- Simplified Chinese: 广州南方国际学校
- Traditional Chinese: 廣州南方國際學校

Standard Mandarin
- Hanyu Pinyin: Guǎngzhōu Nánfāng Guójì Xuéxiào

Yue: Cantonese
- Jyutping: gwong2 zau1 naam4 fong1 gwok3 zai3 hok6 haau6

= Guangzhou Nanfang International School =

International school in China

Guangzhou Nanfang International School (GNIS; 广州南方国际学校 (廣州南方國際學校, Guǎngzhōu Nánfāng Guójì Xuéxiào, Southern Guangzhou International School)) is an international school on the property of the South Industrial Park, in Longdong Subdistrict, Tianhe District, Guangzhou. The school serves students ages 2.5 to 17, from early childhood to secondary school.

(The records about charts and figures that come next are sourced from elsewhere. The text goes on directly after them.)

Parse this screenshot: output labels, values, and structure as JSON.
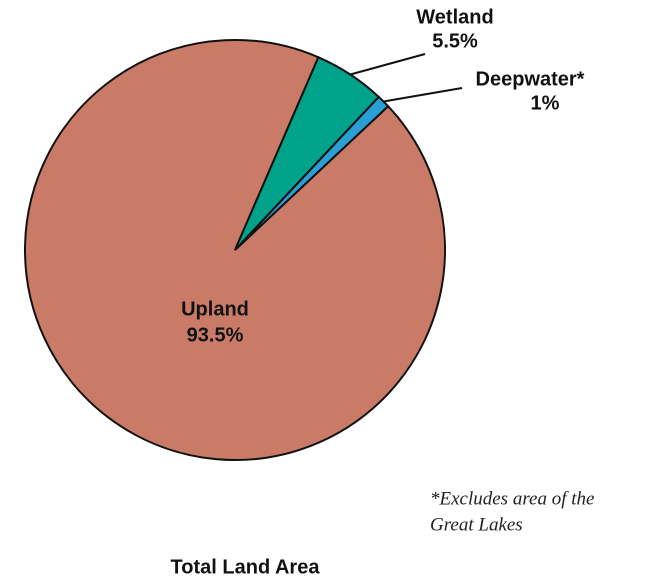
{
  "chart_data": {
    "type": "pie",
    "title": "Total Land Area",
    "categories": [
      "Upland",
      "Wetland",
      "Deepwater*"
    ],
    "values": [
      93.5,
      5.5,
      1
    ],
    "value_labels": [
      "93.5%",
      "5.5%",
      "1%"
    ],
    "colors": [
      "#c97b67",
      "#00a38a",
      "#2a9fd6"
    ],
    "note": [
      "*Excludes area of the",
      "Great Lakes"
    ]
  }
}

The school admits non-Mainland Chinese foreign students. Only Mainland Chinese students who have permanent residency in a country other than Mainland China are eligible to attend.

== History ==
The school opened in 2003 as the Guangzhou Nanhu International School ("Guangzhou South Lake International School").

Originally it was located in Baiyun District. In July 2005, it moved into a facility in central Tianhe, located in The Greenery. In 2014 the school moved into its current campus in Longdong Subdistrict and changed its name to its current one.